You'd have to provide specific models if you want specific answers.

Generally speaking, endurance models have a more relaxed/more comfortable (higher stack)geometry, and can manage a wider wheel/tire, providing a little more flexibility in where and how you can ride them.

Edit:
As for an opinion, again being general here, I personally prefer a slightly more comfortable ride these days. I'm not a racer, and my body can't handle the punishment it used to. I tend to ride more for distance than speed/power, and thus run a wider, more reliable wheel/tire than a typical 'race' bike.


----------



## Moose5077 (Jul 10, 2016)

thanks for the reply, I'm looking at the orbea orca m20/m20 speed vs orbea avant m20. Not a lot of orbeas in my area so I cant really just go test ride them, thanks


----------



## PJ352 (Dec 5, 2007)

Moose5077 said:


> thanks for the reply, I'm looking at the orbea orca m20/m20 speed vs orbea avant m20. Not a lot of orbeas in my area so I cant really just go test ride them, thanks


JMO, but I wouldn't buy a first bike I couldn't ride. I know you've mentioned liking Orbea's, but it may be in your best interest to branch out a bit. Test ride both race and endurance... out on the roads.

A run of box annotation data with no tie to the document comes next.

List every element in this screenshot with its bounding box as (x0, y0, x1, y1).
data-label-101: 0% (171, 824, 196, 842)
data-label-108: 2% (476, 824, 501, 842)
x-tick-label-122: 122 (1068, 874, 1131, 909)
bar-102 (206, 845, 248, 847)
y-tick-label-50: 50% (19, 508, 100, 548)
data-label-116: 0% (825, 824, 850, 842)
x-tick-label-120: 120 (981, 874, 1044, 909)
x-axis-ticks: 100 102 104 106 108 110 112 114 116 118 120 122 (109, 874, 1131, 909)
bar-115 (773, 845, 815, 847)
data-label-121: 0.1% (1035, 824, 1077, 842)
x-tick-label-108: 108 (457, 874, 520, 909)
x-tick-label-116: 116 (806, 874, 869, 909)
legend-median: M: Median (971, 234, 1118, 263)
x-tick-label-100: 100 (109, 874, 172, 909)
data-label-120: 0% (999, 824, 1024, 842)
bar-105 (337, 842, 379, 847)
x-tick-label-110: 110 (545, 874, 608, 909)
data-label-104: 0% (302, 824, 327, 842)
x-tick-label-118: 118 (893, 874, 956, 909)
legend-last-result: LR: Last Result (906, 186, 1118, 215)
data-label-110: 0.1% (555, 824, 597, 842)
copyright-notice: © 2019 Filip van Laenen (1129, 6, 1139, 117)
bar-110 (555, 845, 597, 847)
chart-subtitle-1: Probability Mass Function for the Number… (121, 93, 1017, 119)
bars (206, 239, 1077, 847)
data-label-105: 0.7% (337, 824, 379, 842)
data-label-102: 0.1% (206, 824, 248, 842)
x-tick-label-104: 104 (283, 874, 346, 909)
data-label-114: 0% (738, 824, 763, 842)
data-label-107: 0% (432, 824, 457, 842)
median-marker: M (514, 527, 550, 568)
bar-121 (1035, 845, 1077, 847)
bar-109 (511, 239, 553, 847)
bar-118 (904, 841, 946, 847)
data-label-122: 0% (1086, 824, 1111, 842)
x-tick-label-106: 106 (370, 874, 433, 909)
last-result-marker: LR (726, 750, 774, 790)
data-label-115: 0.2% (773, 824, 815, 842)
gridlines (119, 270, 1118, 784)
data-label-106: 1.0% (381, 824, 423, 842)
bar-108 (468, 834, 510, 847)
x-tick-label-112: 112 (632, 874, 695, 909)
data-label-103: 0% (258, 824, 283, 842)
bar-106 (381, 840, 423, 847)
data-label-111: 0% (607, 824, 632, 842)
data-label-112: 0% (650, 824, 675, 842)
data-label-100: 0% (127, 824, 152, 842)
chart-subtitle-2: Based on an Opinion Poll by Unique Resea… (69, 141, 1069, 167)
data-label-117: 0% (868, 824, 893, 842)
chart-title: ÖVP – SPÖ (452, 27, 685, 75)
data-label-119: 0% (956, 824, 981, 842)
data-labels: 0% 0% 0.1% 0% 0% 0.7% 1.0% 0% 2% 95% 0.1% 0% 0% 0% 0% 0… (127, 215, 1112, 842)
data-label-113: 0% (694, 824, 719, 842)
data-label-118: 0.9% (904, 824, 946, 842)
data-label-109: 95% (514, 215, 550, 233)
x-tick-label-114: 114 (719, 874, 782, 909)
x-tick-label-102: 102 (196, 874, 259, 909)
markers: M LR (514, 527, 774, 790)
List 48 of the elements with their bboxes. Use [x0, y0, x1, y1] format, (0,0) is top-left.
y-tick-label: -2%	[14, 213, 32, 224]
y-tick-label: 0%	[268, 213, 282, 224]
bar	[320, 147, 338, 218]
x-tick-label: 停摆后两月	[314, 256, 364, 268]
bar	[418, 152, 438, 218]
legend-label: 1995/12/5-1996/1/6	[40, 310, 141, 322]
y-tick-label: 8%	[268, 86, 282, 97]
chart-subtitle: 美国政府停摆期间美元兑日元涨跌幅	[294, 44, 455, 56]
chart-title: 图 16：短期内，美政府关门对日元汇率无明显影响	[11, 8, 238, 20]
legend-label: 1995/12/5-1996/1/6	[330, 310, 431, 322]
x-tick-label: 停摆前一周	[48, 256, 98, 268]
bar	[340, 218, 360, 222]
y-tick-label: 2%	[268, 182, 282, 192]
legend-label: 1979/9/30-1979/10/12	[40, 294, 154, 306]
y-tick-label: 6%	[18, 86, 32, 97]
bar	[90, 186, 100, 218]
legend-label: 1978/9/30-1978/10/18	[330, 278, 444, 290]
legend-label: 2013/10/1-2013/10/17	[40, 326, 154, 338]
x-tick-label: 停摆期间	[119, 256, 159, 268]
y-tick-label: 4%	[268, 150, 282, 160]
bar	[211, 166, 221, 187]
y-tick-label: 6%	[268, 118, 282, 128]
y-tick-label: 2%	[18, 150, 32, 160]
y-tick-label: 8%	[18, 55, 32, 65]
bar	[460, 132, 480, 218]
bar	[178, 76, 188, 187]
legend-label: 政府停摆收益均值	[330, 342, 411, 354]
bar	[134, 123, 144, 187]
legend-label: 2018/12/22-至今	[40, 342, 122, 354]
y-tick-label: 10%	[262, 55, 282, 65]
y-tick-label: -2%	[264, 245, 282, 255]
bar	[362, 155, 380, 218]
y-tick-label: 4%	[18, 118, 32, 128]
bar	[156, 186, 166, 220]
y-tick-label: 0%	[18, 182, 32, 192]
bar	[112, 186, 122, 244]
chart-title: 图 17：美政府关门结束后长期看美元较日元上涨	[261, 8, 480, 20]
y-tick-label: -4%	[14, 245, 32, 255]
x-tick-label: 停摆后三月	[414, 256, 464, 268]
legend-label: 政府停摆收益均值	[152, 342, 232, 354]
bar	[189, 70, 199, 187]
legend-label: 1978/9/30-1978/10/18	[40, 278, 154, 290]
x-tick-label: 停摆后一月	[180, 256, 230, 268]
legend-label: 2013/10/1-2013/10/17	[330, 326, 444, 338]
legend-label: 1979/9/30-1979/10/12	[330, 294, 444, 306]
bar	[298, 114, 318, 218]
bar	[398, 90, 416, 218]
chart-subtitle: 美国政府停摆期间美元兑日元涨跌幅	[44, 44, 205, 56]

It's the old adage, ride, then decide.


----------



## Moose5077 (Jul 10, 2016)

true, Ill probably actually wait until I get out to where I'm going there are a number of dealers out there compared to not really any with any stock near me


----------



## threebikes (Feb 1, 2009)

Watch a few videos on youtube

https://www.youtube.com/watch?v=F-s3tfhEyl4


----------



## Jay Strongbow (May 8, 2010)

Another factor to consider is if you could benefit from using tires bigger than 25mm (or in the case of some race frames bigger than 23mm, and just about everyone can benefit from using tires bigger than 23mm, at times, unless they are super light and live where the roads are all smooth).
I don't know if this applies to the particular bikes you're considering but generally something marketed as an endurance frame is more likely to be able to take 28mm tires or bigger.


----------



## Lombard (May 8, 2014)

PJ352 said:


> JMO, but I wouldn't buy a first bike I couldn't ride. I know you've mentioned liking Orbea's, but it may be in your best interest to branch out a bit. Test ride both race and endurance... out on the roads.
> 
> It's the old adage, ride, then decide.


This.

I wouldn't buy ANY bike I couldn't ride first.


----------